Transplante de mente
Se o cérebro abriga o que somos, criar cópias virtuais dele pode ser o passaporte para uma consciência indestrutível
Texto Luciana Christantea
“Este corpo não te pertence mais”, alguém poderia lhe dizer, quando o upload de sua mente em um robô for concluído com sucesso, numa espécie de reencarnação cibernética que poderá torná-lo imortal. Maluquice? É só uma questão de deixar a imaginação fluir e seguir o raciocínio de alguns cientistas que acreditam que um dia, ainda muito distante, o transplante de mente será viável.
Já dá para perceber que fazer o upload da mente inteira para uma máquina será fichinha se comparado ao download do sistema que roda em nosso cérebro e cujas especificações ainda mal conhecemos. Se bem que este último detalhe não preocupa o americano Ray Kurzweil, um dos mais importantes teóricos do assunto. Segundo ele, não será preciso decifrar todo o funcionamento mental para poder copiá-lo. O grande desafio é a cópia em si, ou melhor, a ferramenta que dará conta de reproduzir fielmente o emaranhado dinâmico de redes neurais do cérebro humano em redes de inteligência artificial de computadores.
Reengenharia póstuma
Uma dessas possíveis ferramentas é a ressonância magnética (RM). Não a que temos hoje, mas uma bem mais sofisticada, que revele a arquitetura neural até o nível molecular.

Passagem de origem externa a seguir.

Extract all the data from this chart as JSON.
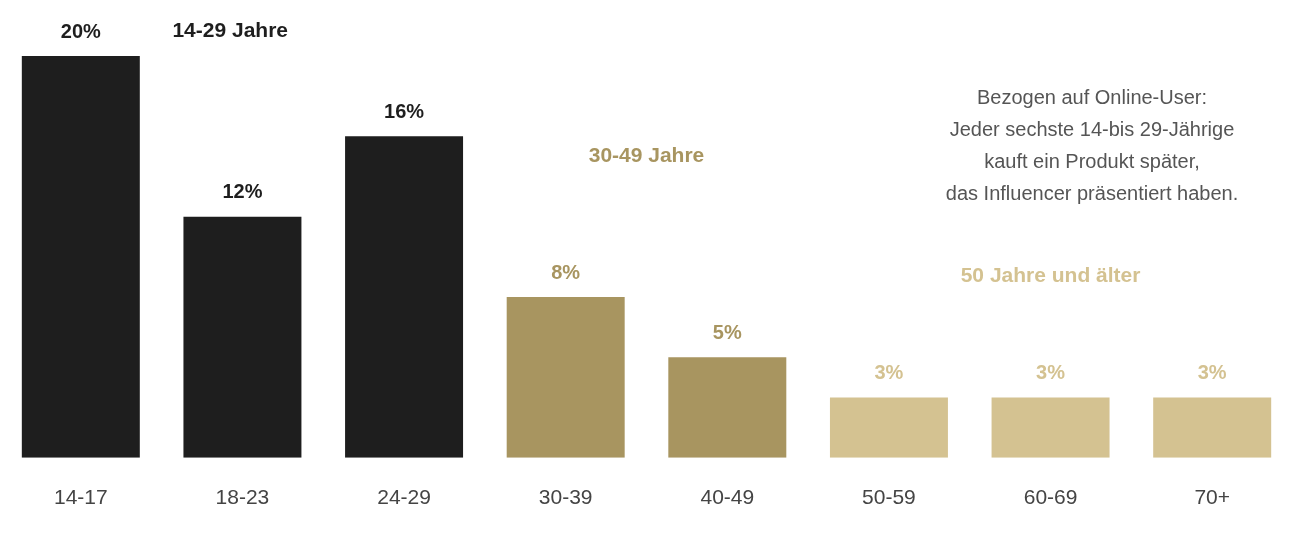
{
  "chart_data": {
    "type": "bar",
    "categories": [
      "14-17",
      "18-23",
      "24-29",
      "30-39",
      "40-49",
      "50-59",
      "60-69",
      "70+"
    ],
    "values": [
      20,
      12,
      16,
      8,
      5,
      3,
      3,
      3
    ],
    "colors": [
      "#1e1e1e",
      "#1e1e1e",
      "#1e1e1e",
      "#a89560",
      "#a89560",
      "#d4c291",
      "#d4c291",
      "#d4c291"
    ],
    "value_labels": [
      "20%",
      "12%",
      "16%",
      "8%",
      "5%",
      "3%",
      "3%",
      "3%"
    ],
    "annotations": [
      "14-29 Jahre",
      "30-49 Jahre",
      "50 Jahre und älter",
      "Bezogen auf Online-User:\nJeder sechste 14-bis 29-Jährige\nkauft ein Produkt später,\ndas Influencer präsentiert haben."
    ],
    "grid": false,
    "legend": false
  }
}
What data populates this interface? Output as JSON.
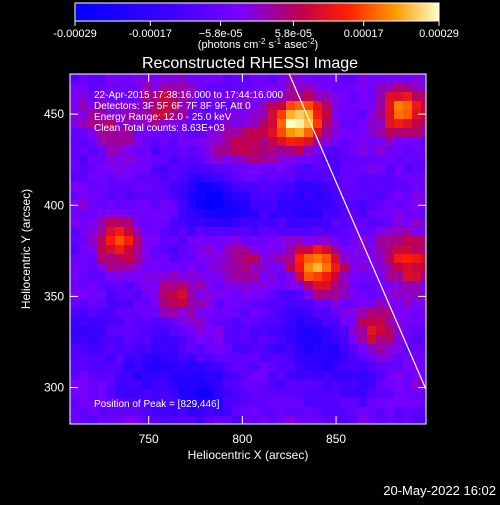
{
  "chart_data": {
    "type": "heatmap",
    "title": "Reconstructed RHESSI Image",
    "xlabel": "Heliocentric X (arcsec)",
    "ylabel": "Heliocentric Y (arcsec)",
    "xlim": [
      708,
      898
    ],
    "ylim": [
      280,
      472
    ],
    "x_ticks": [
      {
        "value": 750,
        "label": "750"
      },
      {
        "value": 800,
        "label": "800"
      },
      {
        "value": 850,
        "label": "850"
      }
    ],
    "y_ticks": [
      {
        "value": 300,
        "label": "300"
      },
      {
        "value": 350,
        "label": "350"
      },
      {
        "value": 400,
        "label": "400"
      },
      {
        "value": 450,
        "label": "450"
      }
    ],
    "colorbar": {
      "range": [
        -0.00029,
        0.00029
      ],
      "ticks": [
        {
          "value": -0.00029,
          "label": "-0.00029"
        },
        {
          "value": -0.00017,
          "label": "-0.00017"
        },
        {
          "value": -5.8e-05,
          "label": "−5.8e-05"
        },
        {
          "value": 5.8e-05,
          "label": "5.8e-05"
        },
        {
          "value": 0.00017,
          "label": "0.00017"
        },
        {
          "value": 0.00029,
          "label": "0.00029"
        }
      ],
      "unit_prefix": "(photons cm",
      "unit_sup1": "-2",
      "unit_mid": " s",
      "unit_sup2": "-1",
      "unit_suffix": " asec",
      "unit_sup3": "-2",
      "unit_end": ")"
    },
    "info_lines": [
      "22-Apr-2015 17:38:16.000 to 17:44:16.000",
      "Detectors: 3F 5F 6F 7F 8F 9F, Att 0",
      "Energy Range: 12.0 - 25.0 keV",
      "Clean    Total counts: 8.63E+03"
    ],
    "peak_label": "Position of Peak = [829,446]",
    "peak": {
      "x": 829,
      "y": 446
    },
    "limb_line": [
      {
        "x": 825,
        "y": 472
      },
      {
        "x": 898,
        "y": 299
      }
    ],
    "bright_sources": [
      {
        "x": 829,
        "y": 446,
        "intensity": 0.00029
      },
      {
        "x": 885,
        "y": 452,
        "intensity": 0.00019
      },
      {
        "x": 800,
        "y": 430,
        "intensity": 0.00012
      },
      {
        "x": 733,
        "y": 380,
        "intensity": 0.00015
      },
      {
        "x": 800,
        "y": 373,
        "intensity": 0.00012
      },
      {
        "x": 840,
        "y": 367,
        "intensity": 0.00023
      },
      {
        "x": 889,
        "y": 371,
        "intensity": 0.00017
      },
      {
        "x": 872,
        "y": 333,
        "intensity": 0.00011
      },
      {
        "x": 770,
        "y": 350,
        "intensity": 0.0001
      },
      {
        "x": 760,
        "y": 457,
        "intensity": 0.0001
      },
      {
        "x": 730,
        "y": 445,
        "intensity": 8e-05
      }
    ],
    "dark_sources": [
      {
        "x": 780,
        "y": 405,
        "intensity": -0.00017
      },
      {
        "x": 800,
        "y": 396,
        "intensity": -0.00013
      },
      {
        "x": 838,
        "y": 400,
        "intensity": -0.00013
      },
      {
        "x": 830,
        "y": 330,
        "intensity": -0.00014
      },
      {
        "x": 752,
        "y": 310,
        "intensity": -0.00012
      },
      {
        "x": 778,
        "y": 298,
        "intensity": -0.00015
      },
      {
        "x": 850,
        "y": 310,
        "intensity": -0.00011
      },
      {
        "x": 720,
        "y": 330,
        "intensity": -8e-05
      }
    ]
  },
  "timestamp": "20-May-2022 16:02",
  "colors": {
    "background": "#000000",
    "foreground": "#ffffff"
  }
}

Ela poderia ser usada de forma invasiva ou não invasiva. No primeiro caso, trata-se de um procedimento post mortem, em que fatias finíssimas do cérebro seriam escaneadas. Depois, as informações seriam integradas para a construção da rede artificial, e a mente do falecido ressuscitaria num disco rígido. O problema é que o cérebro precisa estar intacto, e ninguém sabe em que circunstâncias vai morrer. Um acidente que cause perda parcial ou total do cérebro ou uma doença neurodegenerativa das mais graves, como o mal de Alzheimer, por exemplo, poderiam arruinar os planos do candidato ao transplante.
Por isso, os métodos não invasivos devem ser preferíveis. Além do mais, com o sujeito vivo, o cérebro em ação seria escaneado, o que melhoraria a qualidade da cópia. Hans Moravec, da Universidade Carnegie Mellon (EUA), descreve uma cena desse tipo em seu livro Homens e Robôs. Você está consciente numa sala de operação e um robô, que também é um equipamento de RM, escaneia seu cérebro e ao mesmo tempo escreve o programa que é uma réplica do seu funcionamento mental (isso pode demorar algumas horas, mas o que é um tempinho desses diante da grande promessa da imortalidade?). O programa é então instalado e testado num computador. Sua mente está duplicada e o robô-cirurgião checa se você está satisfeito.
Supondo que esteja tudo certo, sua mente artificial pode ser transferida para um androide (até lá eles serão idênticos a nós, ou quase). Resta saber o que será feito de você em carne e osso. Opção 1: dispensar o corpo e curtir as delícias da imortalidade como um ciborgue. Opção 2: esperar pela morte natural para só depois usar o backup mental – neste caso, tudo o que passar por seu cérebro depois da cópia será perdido, mas isso pode trazer conflitos de identidade. Nem é preciso dizer que as implicações éticas do transplante de mente, se um dia for realizado, serão gigantescas.